How to Start your Cyber Security Freelance / Consulting Career
Step 1 – Identify your Field
Depending on your knowledge, skills and experience in cyber security, you should have an idea about what you can accomplish. Find out more about potential freelance opportunities by going to online freelance marketplaces like freelancer.com and fiverr.com. Observe what jobs are posted frequently, their earnings and also look at the competition. Write down your observations and compare. This should enable you to decide which niche you want to start with. Note that I wrote “start with”. You can always add / switch to other fields once you get a client base and achieve your target of positive ratings and reviews.
Step 2- Gap analysis
Check for gaps in the level of service you want to provide and capabilities you have. If you fall short of skills or practice, go to portals like Udemy.com, learn and practice.
Step 3 – Register
You should register on online freelance marketplaces like freelancer.com and fiverr.com. Also, depending on local regulations, register your business with the governing authorities.
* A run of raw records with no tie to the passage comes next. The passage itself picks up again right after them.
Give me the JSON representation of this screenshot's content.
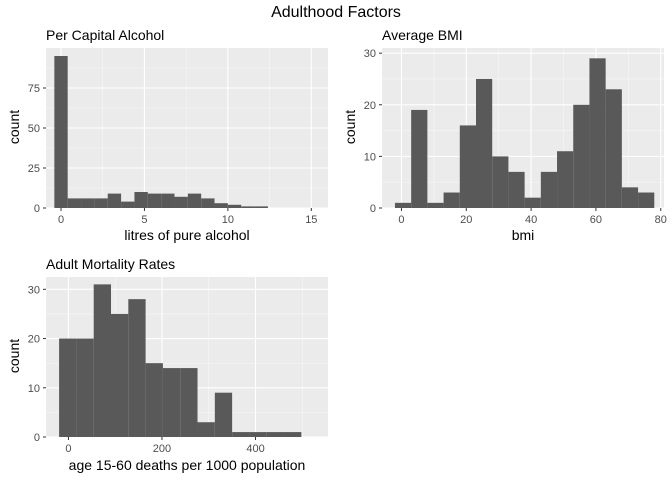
{
  "figure": {
    "title": "Adulthood Factors"
  },
  "chart_data": [
    {
      "type": "bar",
      "subtype": "histogram",
      "title": "Per Capital Alcohol",
      "xlabel": "litres of pure alcohol",
      "ylabel": "count",
      "bin_start": -0.4,
      "bin_width": 0.8,
      "counts": [
        95,
        6,
        6,
        6,
        9,
        4,
        10,
        9,
        9,
        7,
        9,
        6,
        3,
        2,
        1,
        1
      ],
      "xlim": [
        -0.9,
        16.0
      ],
      "ylim": [
        0,
        100
      ],
      "xticks": [
        0,
        5,
        10,
        15
      ],
      "xtick_labels": [
        "0",
        "5",
        "10",
        "15"
      ],
      "yticks": [
        0,
        25,
        50,
        75
      ],
      "ytick_labels": [
        "0",
        "25",
        "50",
        "75"
      ],
      "grid": true,
      "bar_color": "#595959",
      "panel_color": "#ebebeb"
    },
    {
      "type": "bar",
      "subtype": "histogram",
      "title": "Average BMI",
      "xlabel": "bmi",
      "ylabel": "count",
      "bin_start": -2.0,
      "bin_width": 5.0,
      "counts": [
        1,
        19,
        1,
        3,
        16,
        25,
        10,
        7,
        2,
        7,
        11,
        20,
        29,
        23,
        4,
        3
      ],
      "xlim": [
        -6.0,
        81.0
      ],
      "ylim": [
        0,
        31
      ],
      "xticks": [
        0,
        20,
        40,
        60,
        80
      ],
      "xtick_labels": [
        "0",
        "20",
        "40",
        "60",
        "80"
      ],
      "yticks": [
        0,
        10,
        20,
        30
      ],
      "ytick_labels": [
        "0",
        "10",
        "20",
        "30"
      ],
      "grid": true,
      "bar_color": "#595959",
      "panel_color": "#ebebeb"
    },
    {
      "type": "bar",
      "subtype": "histogram",
      "title": "Adult Mortality Rates",
      "xlabel": "age 15-60 deaths per 1000 population",
      "ylabel": "count",
      "bin_start": -20.0,
      "bin_width": 37.0,
      "counts": [
        20,
        20,
        31,
        25,
        28,
        15,
        14,
        14,
        3,
        9,
        1,
        1,
        1,
        1
      ],
      "xlim": [
        -48.0,
        555.0
      ],
      "ylim": [
        0,
        32.5
      ],
      "xticks": [
        0,
        200,
        400
      ],
      "xtick_labels": [
        "0",
        "200",
        "400"
      ],
      "yticks": [
        0,
        10,
        20,
        30
      ],
      "ytick_labels": [
        "0",
        "10",
        "20",
        "30"
      ],
      "grid": true,
      "bar_color": "#595959",
      "panel_color": "#ebebeb"
    }
  ]
}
In India, it is advisable to begin as a Proprietorship with GST registration. Consider registering for a PayPal account (for receiving international payments) and other payment gateways in your country.
Step 4 – Marketing
Your marketing campaign should be offline and online. Use offline media like newspaper ads, Yellow Pages etc. Cold-calling potential clients and visiting their offices also works. Setup your Facebook Page and a LinkedIn page.
Step 5 – Get the Deal
Marketing is just the start of your engagement with potential clients. To convert the marketing lead into a sale, convince the clients about the value your service brings to them. Is your service identifying the risks as well as opportunities for the business? Is your penetration testing more thorough and with actionable reporting? Make it about your client’s delight and you will see they will keep coming to you.
I hope you have learnt how to use your cyber security skills for freelancing or consulting career. Perhaps this could be a step towards a bigger business. Or if you are interested in climbing the corporate ladder, you can always build a rocking CV / resume by adding on more cyber security skills and experience as you freelance. Most recruiters will appreciate your entrepreneurial spirit and the growth mindset.